Olbia, le minoranze: «Nomina di Palitta nel Comitato portuale inopportuna e a rischio bocciatura»

La sede dell'autorità portuale a Olbia

Le opposizioni contro la scelta di Nizzi di designare nell'organismo l'avvocato sorella dell'assessore ai Lavori pubblici

OLBIA. Designazione inopportuna per la parentela diretta con un assessore della maggioranza. E a rischio bocciatura perché non corrispondente ai requisiti di legge. Finisce nel mirino dei gruppi di minoranza (Coalizione civica, Movimento 5 stelle e Liberi e uniti per Olbia) l'indicazione dell'avvocata Paola Palitta all'interno del Comitato di gestione portuale.  

Il curriculum della professionista, 66 anni, sorella dell'assessore ai Lavori Pubblici Gianpiero Palitta, è stato valutato il migliore dal sindaco Settimo Nizzi tra i 15 arrivati negli uffici comunali. Se la proposta sarà accettata dall'Autorità portuale, Palitta rappresenterà Olbia nell'organismo decisionale . 

«Esprimiamo indignazione per la designazione fatta dal sindaco Nizzi - spiegano le minoranze -. Ci preme sottolineare che la nomina arriva a tempo scaduto, in un ente che per anni è stato letteralmente snobbato dal sindaco di Olbia, a discapito della intera comunità».

Dal 2018 nel Comitato portuale la sedia di Olbia è vuota.

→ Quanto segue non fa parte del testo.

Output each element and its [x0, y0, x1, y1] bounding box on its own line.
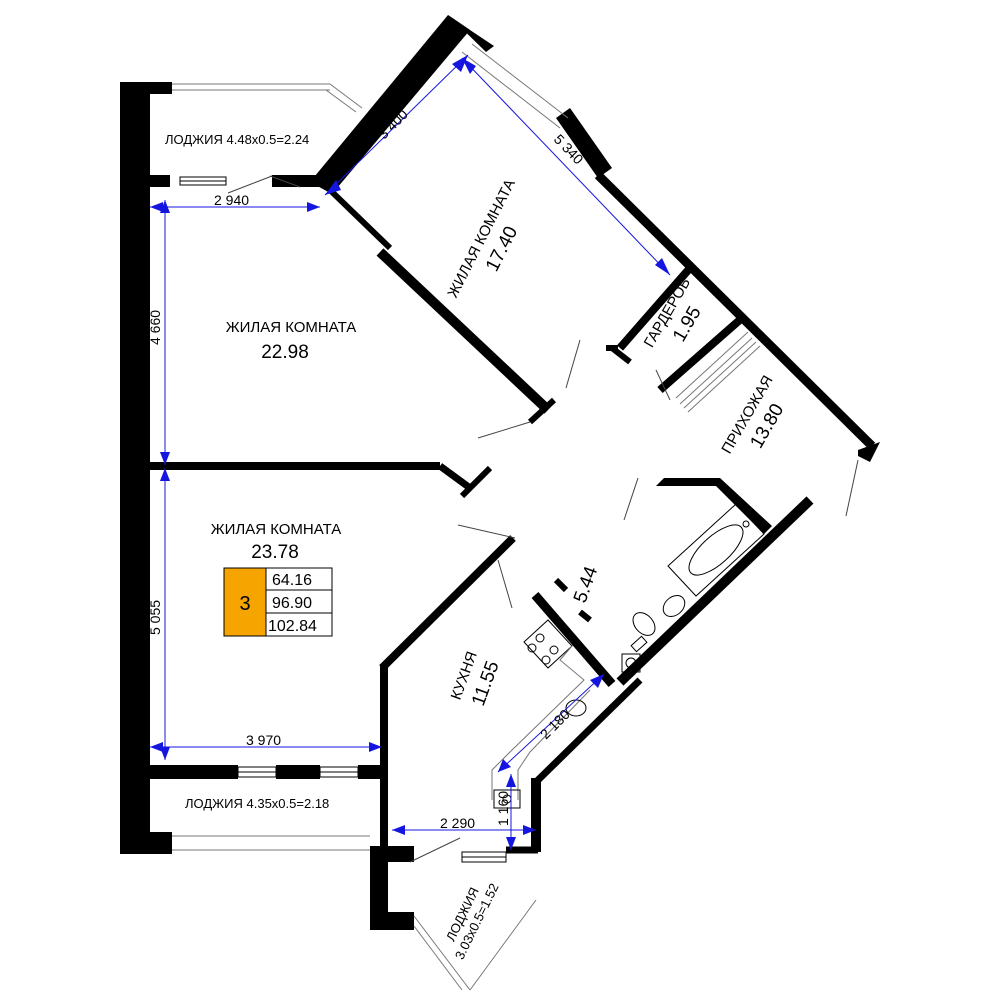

Dopo che il Tar, per due volte, aveva cassato l'autonomina di Nizzi al suo interno, ritenendola illegittima, il sindaco per protesta aveva deciso di non indicare nessun altro componente, lasciando di fatto senza voce Olbia. 

«Senza entrare nel merito della professionalità della candidata prescelta, tra i numerosi curricula pervenuti alla amministrazione, non possiamo far a meno di sottolineare che anche in questo caso - proseguono le opposizioni - il sindaco non abbia tenuto conto dei requisiti specifici richiesti per ricoprire tale nomina, compresa l’età anagrafica, così come previsto dalle varie circolari del ministero dei Trasporti». 

C'è poi il grado di parentela diretto dell'avvocato Palitta con un componente della giunta Nizzi. «La nomina desta perplessità dal punto di vista dell'opportunità politica, dal momento che la scelta è ricaduta su una parente di un esponente della giunta, a dimostrazione della continua lottizzazione perpetuata  da parte del sindaco negli enti come Cipnes, Aspo e Provincia».

Le opposizioni sono certe che l'indicazione di Palitta non sarà ratificata dal presidente dell'Autorità portuale, Massimo Deiana, a cui spetta l'ultima parola sulla base della valutazione dei requisiti.

«Riteniamo quindi che, anche dopo questa designazione, il Comune di Olbia non si vedrà rappresentato all’interno del comitato di gestione dell’AdSP, considerato che non verrà ratificata dallo stesso comitato per mancanza palese di requisiti. Olbia rimarrà isolata dalle scelte sul futuro del proprio porto e del proprio golfo - concludono i gruppi consiliari -. Così come accaduto per le nomine del Cipnes, anche in questo caso, il sindaco Nizzi, preferisce sacrificare persone a lui politicamente molto vicine, senza però raggiungere gli obbiettivi attesi».